Un detalle de la vía oficial que casi nadie te explica y sí afecta tu operación: Meta abre una ventana de servicio de 24 horas. Dentro de ella, tu asistente puede responder texto libre sin límite y sin costo por mensaje. Pasadas esas 24 horas sin que el cliente escriba, para retomar la conversación se usan plantillas aprobadas por Meta, y esas sí se cobran por conversación. En cristiano: contestar es prácticamente gratis; perseguir cuesta. Otra razón para que el asistente atienda y no acose.
Si apenas vas empezando con el canal, primero conviene tener bien puesto lo básico — catálogo, horarios, mensajes de ausencia. Eso está en la guía de WhatsApp Business para negocios en México.
¿Cuánto cuesta un chatbot para WhatsApp en México?
La mayoría de los proveedores en México publica precios de instalación entre $12,900 y $35,900 MXN, y de ahí una mensualidad. El Recepcionista con IA de Wasabo cuesta desde $4,900 MXN de armado (pago único) más desde $2,900 MXN al mes, ambos más IVA.
Dos cosas importan más que el número. La primera: no es una plataforma que tú tengas que armar. Nosotros lo configuramos con la información de tu negocio y tú apruebas cada ajuste de tono hasta que conteste como contestarías tú. La segunda: requiere que tu negocio tenga su propio WhatsApp Business, y se contrata solo o junto con cualquier plan de Wasabo Control.
Para ponerlo en perspectiva sin adornos: si tu ticket promedio es de $400, el asistente se paga con siete u ocho citas al mes que hoy se te van por no contestar a tiempo. Si tu ticket es de $150 y recibes cinco mensajes a la semana, la cuenta no te sale todavía — y es mejor que lo sepas antes de contratar que después.
¿Tu negocio ya lo necesita? Cuatro señales
Contestas los mismos cinco mensajes todo el día
"¿A qué hora abren?", "¿cuánto cuesta?", "¿hay lugar hoy?". Si las respuestas son siempre las mismas, ya tienes un guion — sólo falta que alguien más lo diga.

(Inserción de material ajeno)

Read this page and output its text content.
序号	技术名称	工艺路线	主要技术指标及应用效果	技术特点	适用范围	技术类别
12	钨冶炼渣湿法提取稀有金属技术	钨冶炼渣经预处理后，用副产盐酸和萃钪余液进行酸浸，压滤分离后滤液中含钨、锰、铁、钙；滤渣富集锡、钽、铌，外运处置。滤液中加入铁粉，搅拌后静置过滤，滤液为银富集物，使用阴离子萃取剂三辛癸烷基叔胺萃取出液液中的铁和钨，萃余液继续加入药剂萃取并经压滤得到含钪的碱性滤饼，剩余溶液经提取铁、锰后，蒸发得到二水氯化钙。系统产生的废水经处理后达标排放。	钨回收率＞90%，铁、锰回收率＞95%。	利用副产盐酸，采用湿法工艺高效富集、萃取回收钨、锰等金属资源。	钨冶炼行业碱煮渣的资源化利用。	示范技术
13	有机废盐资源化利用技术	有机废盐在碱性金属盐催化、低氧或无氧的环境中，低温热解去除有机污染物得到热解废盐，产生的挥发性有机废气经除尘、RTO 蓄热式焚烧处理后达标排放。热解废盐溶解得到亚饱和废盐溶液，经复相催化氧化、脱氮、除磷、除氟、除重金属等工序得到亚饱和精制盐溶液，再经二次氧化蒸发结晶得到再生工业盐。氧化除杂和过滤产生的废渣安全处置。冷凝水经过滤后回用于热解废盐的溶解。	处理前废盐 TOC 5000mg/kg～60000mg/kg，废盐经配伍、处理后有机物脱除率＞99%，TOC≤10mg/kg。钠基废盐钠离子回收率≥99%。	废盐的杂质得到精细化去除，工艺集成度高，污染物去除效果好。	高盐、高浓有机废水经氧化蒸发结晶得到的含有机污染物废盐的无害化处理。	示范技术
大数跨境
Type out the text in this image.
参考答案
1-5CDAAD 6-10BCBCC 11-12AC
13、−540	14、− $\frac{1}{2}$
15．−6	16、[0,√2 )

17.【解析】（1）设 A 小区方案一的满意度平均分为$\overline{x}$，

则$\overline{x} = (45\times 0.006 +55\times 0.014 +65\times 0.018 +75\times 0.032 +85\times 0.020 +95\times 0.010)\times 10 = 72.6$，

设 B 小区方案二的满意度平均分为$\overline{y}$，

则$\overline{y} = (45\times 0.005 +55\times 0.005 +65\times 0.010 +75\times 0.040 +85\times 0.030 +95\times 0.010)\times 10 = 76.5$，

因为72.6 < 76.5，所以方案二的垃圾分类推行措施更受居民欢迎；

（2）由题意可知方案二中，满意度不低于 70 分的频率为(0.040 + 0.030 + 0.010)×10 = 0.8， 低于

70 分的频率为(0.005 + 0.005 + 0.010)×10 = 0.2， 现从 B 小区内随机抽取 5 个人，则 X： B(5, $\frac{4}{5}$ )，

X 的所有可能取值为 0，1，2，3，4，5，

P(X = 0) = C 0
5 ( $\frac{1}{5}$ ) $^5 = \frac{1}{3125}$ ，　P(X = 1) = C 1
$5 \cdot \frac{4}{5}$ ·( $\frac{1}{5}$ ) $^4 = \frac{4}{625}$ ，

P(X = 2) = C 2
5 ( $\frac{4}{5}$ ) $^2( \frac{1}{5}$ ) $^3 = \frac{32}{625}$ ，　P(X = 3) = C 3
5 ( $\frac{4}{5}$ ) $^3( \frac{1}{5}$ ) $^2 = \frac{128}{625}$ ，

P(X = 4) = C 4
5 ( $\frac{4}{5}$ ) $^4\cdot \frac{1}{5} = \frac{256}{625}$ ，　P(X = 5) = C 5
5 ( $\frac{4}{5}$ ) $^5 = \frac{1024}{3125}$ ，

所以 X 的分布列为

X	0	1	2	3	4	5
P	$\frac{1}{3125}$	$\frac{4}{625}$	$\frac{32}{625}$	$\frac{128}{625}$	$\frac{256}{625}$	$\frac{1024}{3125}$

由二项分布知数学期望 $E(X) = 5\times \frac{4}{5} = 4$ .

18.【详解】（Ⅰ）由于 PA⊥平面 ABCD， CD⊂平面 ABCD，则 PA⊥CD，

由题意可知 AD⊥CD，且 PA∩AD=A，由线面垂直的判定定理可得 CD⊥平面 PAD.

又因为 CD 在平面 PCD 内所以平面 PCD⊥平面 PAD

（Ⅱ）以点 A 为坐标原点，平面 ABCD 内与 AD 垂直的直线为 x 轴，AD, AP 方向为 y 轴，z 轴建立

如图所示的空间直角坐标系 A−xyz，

Te llegan mensajes fuera de horario y los ves al día siguiente
Revisa tu WhatsApp ahorita y cuenta cuántos entraron después de las 8 de la noche esta semana. Ése es el tamaño real del hueco.
Atiendes al cliente de enfrente y al del chat al mismo tiempo
Los dos salen mal atendidos. El de enfrente ve que traes el celular en la mano, y el del chat espera veinte minutos entre respuesta y respuesta.
No sabes cuánta gente te escribió el mes pasado
Si el dato no existe, tampoco existe el de cuántos se fueron sin respuesta. Y ése es justo el número que decide si esto te conviene.
Si te reconociste en dos o más, no significa que necesites un chatbot mañana. Significa que ya estás pagando el costo de no tenerlo, sólo que no lo ves en ningún reporte: se registra como clientes que nunca llegaron.
Empieza por lo barato. Una semana anotando cuántos mensajes entran fuera de horario y cuántos de ésos terminan en cita te da el número que necesitas. Con ese dato la decisión se toma sola, en cualquier sentido.